The study carefully matched lessons presented indoors and outdoors and controlled for teacher expectations, teaching style, time of day, week of semester and other factors that might have contributed to the differences observed.
“Teachers hoping to offer lessons in nature may hesitate for fear that the experience will leave kids bouncing off the walls and unable to concentrate afterward,” said University of Illinois natural resources and environmental sciences professor Ming Kuo, who conducted the study with Matt Browning, a U. of I. professor of recreation, sport and tourism; and Milbert Penner, of the Cold Spring Environmental Studies Magnet School in Indianapolis, where the study was conducted. “We found just the opposite, however: Classroom engagement was significantly better for students after lessons in nature than after lessons in the classroom.”
The study relied on teacher ratings and outside observer reports of student attention in the classroom. Independent observers tallied the number of times a teacher had to interrupt a lesson to redirect students’ attention to the task at hand. Other observers who did not know whether students had been indoors or outdoors in a previous class evaluated student engagement based on photos taken in the classroom during classes. Students’ own reports were not useful because the students ranked their own classroom engagement as high, regardless of the condition.
Previous studies have shown that students in a variety of contexts benefit from exposure to green space.

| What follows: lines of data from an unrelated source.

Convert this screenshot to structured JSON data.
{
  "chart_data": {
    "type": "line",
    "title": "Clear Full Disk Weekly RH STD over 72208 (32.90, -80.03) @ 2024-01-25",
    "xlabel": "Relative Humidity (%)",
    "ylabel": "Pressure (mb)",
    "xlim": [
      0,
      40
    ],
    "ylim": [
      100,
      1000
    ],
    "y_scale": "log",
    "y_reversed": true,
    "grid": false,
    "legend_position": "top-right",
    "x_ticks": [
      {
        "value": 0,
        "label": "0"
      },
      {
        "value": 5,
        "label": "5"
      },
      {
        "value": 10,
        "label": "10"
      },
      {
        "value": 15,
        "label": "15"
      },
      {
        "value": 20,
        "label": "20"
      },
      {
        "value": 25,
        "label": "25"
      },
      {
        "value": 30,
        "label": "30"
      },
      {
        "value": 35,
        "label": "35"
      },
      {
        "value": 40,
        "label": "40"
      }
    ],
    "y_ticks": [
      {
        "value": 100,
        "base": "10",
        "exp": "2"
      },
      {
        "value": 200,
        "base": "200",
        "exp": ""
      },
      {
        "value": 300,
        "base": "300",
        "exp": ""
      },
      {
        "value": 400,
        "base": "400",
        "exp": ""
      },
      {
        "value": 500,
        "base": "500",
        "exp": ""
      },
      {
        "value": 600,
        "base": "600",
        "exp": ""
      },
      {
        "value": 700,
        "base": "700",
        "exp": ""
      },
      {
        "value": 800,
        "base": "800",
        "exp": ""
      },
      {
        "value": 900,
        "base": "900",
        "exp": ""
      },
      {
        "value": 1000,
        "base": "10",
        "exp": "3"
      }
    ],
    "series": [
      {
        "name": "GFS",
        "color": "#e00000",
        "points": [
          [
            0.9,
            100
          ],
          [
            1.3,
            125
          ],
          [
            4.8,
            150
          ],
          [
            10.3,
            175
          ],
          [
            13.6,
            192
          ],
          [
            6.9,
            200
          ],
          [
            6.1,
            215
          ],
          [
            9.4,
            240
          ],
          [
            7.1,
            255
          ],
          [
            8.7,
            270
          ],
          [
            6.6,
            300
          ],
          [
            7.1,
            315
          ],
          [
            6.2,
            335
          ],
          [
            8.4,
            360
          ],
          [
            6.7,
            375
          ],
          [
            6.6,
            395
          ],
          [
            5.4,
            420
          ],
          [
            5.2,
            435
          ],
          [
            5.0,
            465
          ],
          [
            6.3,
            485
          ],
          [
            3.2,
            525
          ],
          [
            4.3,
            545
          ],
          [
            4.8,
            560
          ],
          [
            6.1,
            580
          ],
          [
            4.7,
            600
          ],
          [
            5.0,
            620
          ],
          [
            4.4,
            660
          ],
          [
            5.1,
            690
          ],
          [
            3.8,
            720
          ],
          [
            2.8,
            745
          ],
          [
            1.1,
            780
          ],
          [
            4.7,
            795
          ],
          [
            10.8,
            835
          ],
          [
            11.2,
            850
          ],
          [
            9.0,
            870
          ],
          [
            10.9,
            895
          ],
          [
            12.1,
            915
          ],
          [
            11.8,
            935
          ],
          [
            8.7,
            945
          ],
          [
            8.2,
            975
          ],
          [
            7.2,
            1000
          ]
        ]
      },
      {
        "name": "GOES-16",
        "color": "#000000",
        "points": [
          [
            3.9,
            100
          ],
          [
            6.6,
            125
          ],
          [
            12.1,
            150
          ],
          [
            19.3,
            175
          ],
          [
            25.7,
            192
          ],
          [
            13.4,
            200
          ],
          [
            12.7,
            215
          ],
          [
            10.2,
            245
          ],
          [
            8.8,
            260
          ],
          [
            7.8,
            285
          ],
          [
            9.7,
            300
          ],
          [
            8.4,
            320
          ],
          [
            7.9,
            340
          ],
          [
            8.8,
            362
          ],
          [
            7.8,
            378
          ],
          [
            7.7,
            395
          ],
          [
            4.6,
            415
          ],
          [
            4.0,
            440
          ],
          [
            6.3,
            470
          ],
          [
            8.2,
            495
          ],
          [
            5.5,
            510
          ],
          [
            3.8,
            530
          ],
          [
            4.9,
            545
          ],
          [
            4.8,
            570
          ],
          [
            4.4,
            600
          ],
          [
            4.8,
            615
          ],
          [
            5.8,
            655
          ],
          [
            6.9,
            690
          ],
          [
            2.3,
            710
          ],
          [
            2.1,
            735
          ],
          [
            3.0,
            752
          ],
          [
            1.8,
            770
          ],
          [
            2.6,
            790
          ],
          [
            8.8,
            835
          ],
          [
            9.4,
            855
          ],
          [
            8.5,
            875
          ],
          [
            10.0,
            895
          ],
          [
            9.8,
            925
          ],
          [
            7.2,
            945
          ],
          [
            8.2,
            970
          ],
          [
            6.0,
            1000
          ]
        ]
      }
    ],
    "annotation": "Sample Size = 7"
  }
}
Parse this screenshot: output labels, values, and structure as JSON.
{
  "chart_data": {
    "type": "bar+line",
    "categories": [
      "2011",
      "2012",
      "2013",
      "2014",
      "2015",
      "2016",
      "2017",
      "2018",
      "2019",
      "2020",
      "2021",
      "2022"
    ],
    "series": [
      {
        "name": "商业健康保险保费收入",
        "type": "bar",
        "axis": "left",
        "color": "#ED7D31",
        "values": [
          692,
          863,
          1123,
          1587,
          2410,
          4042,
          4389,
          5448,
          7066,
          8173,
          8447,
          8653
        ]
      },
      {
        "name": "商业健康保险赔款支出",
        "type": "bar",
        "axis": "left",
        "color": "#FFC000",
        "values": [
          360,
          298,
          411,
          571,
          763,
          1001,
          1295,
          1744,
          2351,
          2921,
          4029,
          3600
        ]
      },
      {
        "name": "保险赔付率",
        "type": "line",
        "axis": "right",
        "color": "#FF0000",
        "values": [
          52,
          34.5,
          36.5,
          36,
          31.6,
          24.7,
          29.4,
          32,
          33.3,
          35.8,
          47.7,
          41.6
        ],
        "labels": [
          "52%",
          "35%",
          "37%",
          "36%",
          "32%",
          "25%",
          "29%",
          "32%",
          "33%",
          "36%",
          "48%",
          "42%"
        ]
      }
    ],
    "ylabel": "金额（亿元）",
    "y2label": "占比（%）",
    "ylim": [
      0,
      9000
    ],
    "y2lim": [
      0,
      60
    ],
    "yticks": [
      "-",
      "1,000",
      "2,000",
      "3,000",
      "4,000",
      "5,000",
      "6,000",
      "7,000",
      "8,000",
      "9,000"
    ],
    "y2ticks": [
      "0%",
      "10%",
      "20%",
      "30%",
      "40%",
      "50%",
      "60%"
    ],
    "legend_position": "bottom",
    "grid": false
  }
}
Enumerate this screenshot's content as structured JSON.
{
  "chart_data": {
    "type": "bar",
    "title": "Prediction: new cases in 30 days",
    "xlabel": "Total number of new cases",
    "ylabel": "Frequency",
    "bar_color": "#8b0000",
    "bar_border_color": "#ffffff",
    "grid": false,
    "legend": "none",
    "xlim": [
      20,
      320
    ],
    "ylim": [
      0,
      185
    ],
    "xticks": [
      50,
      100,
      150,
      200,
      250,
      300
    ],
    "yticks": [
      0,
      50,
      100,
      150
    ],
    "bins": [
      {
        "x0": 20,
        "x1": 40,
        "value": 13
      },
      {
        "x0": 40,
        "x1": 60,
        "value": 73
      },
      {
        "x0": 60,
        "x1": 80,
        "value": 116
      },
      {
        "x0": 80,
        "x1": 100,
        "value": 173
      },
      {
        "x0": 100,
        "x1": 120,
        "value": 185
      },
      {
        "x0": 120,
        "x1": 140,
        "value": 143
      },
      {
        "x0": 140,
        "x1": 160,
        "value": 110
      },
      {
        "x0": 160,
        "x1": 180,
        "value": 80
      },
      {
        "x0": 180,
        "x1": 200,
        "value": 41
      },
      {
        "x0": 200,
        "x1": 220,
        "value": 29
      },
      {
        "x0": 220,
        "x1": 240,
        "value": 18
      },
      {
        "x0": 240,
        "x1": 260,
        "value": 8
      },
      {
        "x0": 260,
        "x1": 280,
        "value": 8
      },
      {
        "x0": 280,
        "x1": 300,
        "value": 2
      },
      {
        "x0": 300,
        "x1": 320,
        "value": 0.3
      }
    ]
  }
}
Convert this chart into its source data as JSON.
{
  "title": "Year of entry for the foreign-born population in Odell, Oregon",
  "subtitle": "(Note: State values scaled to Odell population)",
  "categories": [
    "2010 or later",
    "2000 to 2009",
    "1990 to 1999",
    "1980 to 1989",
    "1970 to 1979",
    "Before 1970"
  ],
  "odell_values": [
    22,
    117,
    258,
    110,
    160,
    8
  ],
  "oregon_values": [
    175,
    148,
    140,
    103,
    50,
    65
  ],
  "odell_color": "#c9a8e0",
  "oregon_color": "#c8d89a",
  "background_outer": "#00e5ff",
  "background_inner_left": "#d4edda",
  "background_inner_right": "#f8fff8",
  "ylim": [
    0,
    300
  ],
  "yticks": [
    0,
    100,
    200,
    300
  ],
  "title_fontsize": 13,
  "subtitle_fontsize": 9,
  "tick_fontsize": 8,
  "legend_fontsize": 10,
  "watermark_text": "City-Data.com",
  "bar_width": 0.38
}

For example, a study conducted in Massachusetts public schools found that standardized test scores were higher among students in classrooms in areas with more vegetation nearby. The correlations held when controlling for income and other factors that might influence test scores. Kuo collaborated on a study led by U. of I. crop sciences professor Andrea Faber Taylor that found that children with ADHD perform substantially better on neurocognitive tests of attention after taking a walk in a natural area than after walking in an outdoor setting with few natural features.
One theory proposes that experiencing nature induces “a state of ‘soft fascination’ that allows the mental muscle underlying our ability to deliberately direct attention to rest,” the researchers wrote. This may enhance a person’s ability to focus again later.
Being in nature or viewing it from a window also is associated with lower heart rates and stress hormones in children and adults, other studies have found. Since stress can interfere with learning, factors that reduce stress likely also enhance the educational experience, Kuo said.
“We found the teachers in our study were able to teach uninterrupted for almost twice as long after the outdoor lesson than after an indoor lesson,” Kuo said. “The students simply paid better attention after being in the outdoor class.”
Kuo said she hopes the new findings will encourage teachers to experiment with outdoor lessons.
“They should try it a few times to get the hang of it and see what they notice. If it works like it did in our study, the benefits will be pretty obvious,” she said. “If it still doesn’t work after you’ve tried it a few times, I’d give up; teachers can tell what’s not working for them.”